Похожее содержание имел приказ войскам Западной армии № 447 от 21 июля 1919 г.: «30 июня 1919 года на ст[анции] Сулея, в санитарном поезде № 7, был обнаружен прапорщик 45[-го] Сибирского стрелкового полка Якимов 1-й, оказавшийся пьяным до состояния полной невменяемости и бывший в истерзанном виде с разбитым лицом. При этом прапорщик Якимов был настолько перепачкан рвотой, что солдаты, выносившие названного обер-офицера из санитарного поезда, должны были завернуть его в мешок, чтобы не запачкаться его рвотой.
Во время отправления с вокзала на гауптвахту прапорщик Якимов кричал, что он офицер и его нельзя арестовывать, сопровождая свой крик площадной бранью, причем таким своим поведением вызвал негодование присутствовавшей на вокзале многочисленной публики, состоявшей из железнодорожных служащих и солдат»[569]
. Офицера также лишили звания и отправили рядовым на фронт.Разложение дошло до того, что 3 августа 1919 г. главнокомандующий Восточным фронтом издал суровый приказ расстреливать по приговорам военно-полевых судов тех офицеров, которые изобличались в пьянстве вместе с солдатами или принуждали их добывать алкоголь нелегальным путем. Кроме того, предписывалось разжаловать офицеров за пьянство в общественных местах, а в случае доходящего до безобразия пьянства дома или в офицерском собрании – после первого предупреждения[570]
.В приказе по войскам временно ему подчиненной Западной армии генерал Р. Гайда во многом справедливо отмечал, что армия отступает без должного сопротивления, «в некоторых частях Западной армии появились перебежчики, убийства офицеров и даже случаи насильственного увода офицеров к красным.
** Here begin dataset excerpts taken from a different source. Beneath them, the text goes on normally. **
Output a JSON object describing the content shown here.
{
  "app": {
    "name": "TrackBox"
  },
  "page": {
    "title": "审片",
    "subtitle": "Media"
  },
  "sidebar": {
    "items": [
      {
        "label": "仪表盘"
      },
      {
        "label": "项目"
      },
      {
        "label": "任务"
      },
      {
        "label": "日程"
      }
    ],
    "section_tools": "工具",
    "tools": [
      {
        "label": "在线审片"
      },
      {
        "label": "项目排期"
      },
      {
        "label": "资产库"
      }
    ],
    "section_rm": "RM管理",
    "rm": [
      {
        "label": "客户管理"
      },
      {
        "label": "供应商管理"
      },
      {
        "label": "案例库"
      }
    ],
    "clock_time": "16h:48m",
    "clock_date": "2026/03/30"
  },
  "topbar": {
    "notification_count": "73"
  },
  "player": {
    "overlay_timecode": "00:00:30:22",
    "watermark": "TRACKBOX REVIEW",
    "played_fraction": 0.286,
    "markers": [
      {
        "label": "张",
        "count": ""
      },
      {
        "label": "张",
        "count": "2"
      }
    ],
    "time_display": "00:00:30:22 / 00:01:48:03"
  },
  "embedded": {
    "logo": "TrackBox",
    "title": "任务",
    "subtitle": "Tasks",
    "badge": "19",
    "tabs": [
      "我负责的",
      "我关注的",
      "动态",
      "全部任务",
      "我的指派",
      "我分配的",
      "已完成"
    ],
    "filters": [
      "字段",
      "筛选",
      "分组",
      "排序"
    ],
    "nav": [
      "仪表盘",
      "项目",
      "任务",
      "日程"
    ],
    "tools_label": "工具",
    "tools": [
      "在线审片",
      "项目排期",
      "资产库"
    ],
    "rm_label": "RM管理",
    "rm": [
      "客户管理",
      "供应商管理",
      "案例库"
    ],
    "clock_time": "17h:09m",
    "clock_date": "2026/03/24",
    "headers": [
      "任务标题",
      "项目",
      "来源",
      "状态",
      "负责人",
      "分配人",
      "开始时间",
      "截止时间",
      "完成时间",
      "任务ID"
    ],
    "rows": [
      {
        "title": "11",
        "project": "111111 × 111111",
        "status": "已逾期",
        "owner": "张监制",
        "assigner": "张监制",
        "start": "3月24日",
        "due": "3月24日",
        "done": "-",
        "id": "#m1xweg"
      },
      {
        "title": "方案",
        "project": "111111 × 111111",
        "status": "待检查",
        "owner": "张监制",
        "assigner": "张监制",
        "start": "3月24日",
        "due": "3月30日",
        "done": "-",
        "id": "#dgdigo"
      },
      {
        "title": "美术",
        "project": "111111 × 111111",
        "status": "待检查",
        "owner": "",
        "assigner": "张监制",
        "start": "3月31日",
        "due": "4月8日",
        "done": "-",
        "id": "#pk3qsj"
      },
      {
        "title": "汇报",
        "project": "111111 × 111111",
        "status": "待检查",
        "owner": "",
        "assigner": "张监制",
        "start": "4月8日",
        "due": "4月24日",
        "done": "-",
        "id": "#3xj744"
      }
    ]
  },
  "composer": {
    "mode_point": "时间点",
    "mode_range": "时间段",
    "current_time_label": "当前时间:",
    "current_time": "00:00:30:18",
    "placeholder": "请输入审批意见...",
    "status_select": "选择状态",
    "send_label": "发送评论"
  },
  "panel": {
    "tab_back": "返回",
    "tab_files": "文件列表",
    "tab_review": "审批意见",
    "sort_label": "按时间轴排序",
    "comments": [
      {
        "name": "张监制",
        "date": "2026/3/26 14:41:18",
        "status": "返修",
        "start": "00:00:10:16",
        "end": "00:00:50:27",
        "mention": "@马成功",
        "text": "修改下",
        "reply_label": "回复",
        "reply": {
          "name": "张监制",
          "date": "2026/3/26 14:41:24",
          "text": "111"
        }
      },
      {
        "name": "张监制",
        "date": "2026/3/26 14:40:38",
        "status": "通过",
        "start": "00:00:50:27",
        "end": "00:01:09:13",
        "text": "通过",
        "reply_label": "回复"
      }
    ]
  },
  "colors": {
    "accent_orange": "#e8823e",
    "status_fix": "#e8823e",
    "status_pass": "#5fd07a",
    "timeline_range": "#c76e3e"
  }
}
В частях тыла возрастают случаи пьянства. Появление в разных районах вооруженных шаек из местных большевиков и дезертиров, которые терроризируют население, и большое явление самосуда. Командный состав растерялся. Явлением всего этого считаю виновным[571]
командный состав, который слишком далеко стоит от своих подчиненных, а во время боев находится слишком далеко от своих частей. Начальники частей и интендантство не заботятся о регулярном снабжении частей продовольствием, так что есть случаи, что в некоторых частях люди по нескольку дней не получали хлеба и горячей пищи. Командиры полков и начальники дивизий дают неправильные и неточные сведения о составе своих частей, именно штыков, пулеметов, орудий и т. д., а также доносят о тяжелых боях и больших потерях, но на самом деле не существующих. Некоторые начальники при малейших опасностях уходят со своими штабами, причем вызывают панику у подчиненных. Самая главная вина командного состава та, что он в бою не принимает решительных мер к солдатам, не исполняющим приказания и бегущим с фронта»[572]. Однако такой приказ стороннего начальника не принес пользы, а глубоко оскорбил командный состав Западной армии[573], усугубив прежнюю конфронтацию командования двух армий.Некоторые офицеры не гнушались ловить рыбу в мутной воде и в период братоубийственной войны занимались личным обогащением за счет армии. Утрата моральных ограничений, распущенность коснулись и личной жизни офицерского корпуса. Некоторые высокопоставленные военные одновременно имели по нескольку семей (например, белые генералы С.Н. Войцеховский, А.И. Дутов, А.П. Перхуров и др.), заводили любовниц, походно-полевых жен, пользовались услугами проституток, употребляли наркотики. Не имея возможности жить на два дома, часть офицеров держали семьи при себе, вследствие чего войска производили не вполне военное впечатление, а личные интересы порой превалировали над служебными[574]
.Общее падение нравов и ожесточение вели к появлению в офицерской среде лиц с изуродованной психикой – садистов и палачей. Наибольшую известность в этом отношении приобрел генерал барон Р.Ф. фон Унгерн-Штернберг. Психическим расстройствам были подвержены и некоторые другие видные деятели Белого движения на Востоке России. Супруга генерала М.К. Дитерихса летом 1919 г. рассказывала, что они с мужем ежедневно «устраивают бдения, прячутся друг от друга, потом ищут и, найдя, молятся»[575]
. Характерной была и обстановка вагона Дитерихса в декабре 1919 г.: «На столе стояли два больших шандала по три свечи в каждом. Посередине шандал с одной свечой. Прямо сзади стула Дитерихса на стене был прикреплен большой синий щит с белым восьмиконечным крестом, по бокам два полотнища хоругвей. Во всем было что-то таинственно-мистическое… Было что-то совершенно ненормальное во всем этом, а между тем передо мной сидел Дитерихс, в этом не было никакого сомнения»[576].